The answer was to start the conference. The first event, a one-day gathering in San Francisco in 2012, sold out and drew attendees from across the country. Gordon knew she had to continue the momentum, and the effort has grown into a full-time job. Now in its fourth year, more than 600 attendees and 50 agencies participated in the 2014 conference, as did brands such as Apple, Coca-Cola, and Visa. In addition to the annual conference, there are nine MiniCons, one-day events that local agencies sponsor and offer a condensed message to a typically younger crowd.
This fall, the conference moves to New York, the epicenter of the advertising world, and Gordon expects about 800 people to attend. And not just women, either. Men attend the event, as do the very agencies whose lack of gender diversity the conference addresses.

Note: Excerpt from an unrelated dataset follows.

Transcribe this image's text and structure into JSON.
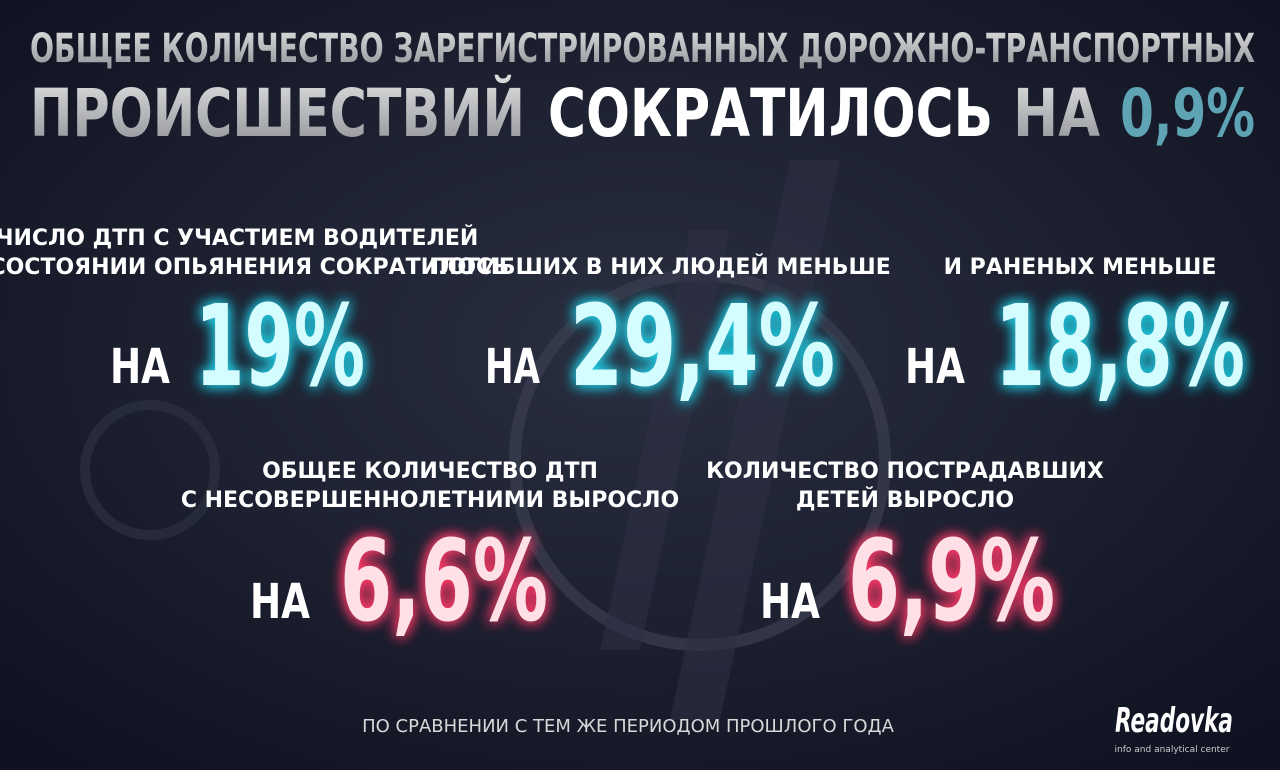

“One of the things I’ve done purposefully is to make it an optimistic movement,” she says. “We’re not on a witch hunt. Nobody is where they need to be on this issue, even the most progressive agencies.”
Working with Lynn Edwards of Seattle-based Proper Planning, Gordon creates a program that goes beyond offering panel after panel of talking heads. She builds in time for engaging keynotes, networking, and unscripted moments that she calls “unconference magic.” At least one breakout session will be determined on the fly based on suggestions that attendees make via words and drawings on an oversize whiteboard. An agency able to “think on its feet and mobilize a conversation” will lead the session.
Another real-time effort this year took the form of a Super Bowl tweetup, in which agencies live-tweeted critiques of commercials during the game, which represents the biggest advertising spend day of the year. The effort drew 59 million impressions of its hashtag and was “a great visibility exercise for us,” Gordon says.
What’s more, it appears Gordon’s work is having an impact. Her organization estimates the percentage of female creative directors has now grown to 11 percent. “It’s not the best number,” Gordon says, “but it’s a nice shot in the arm for people who are making a difference.”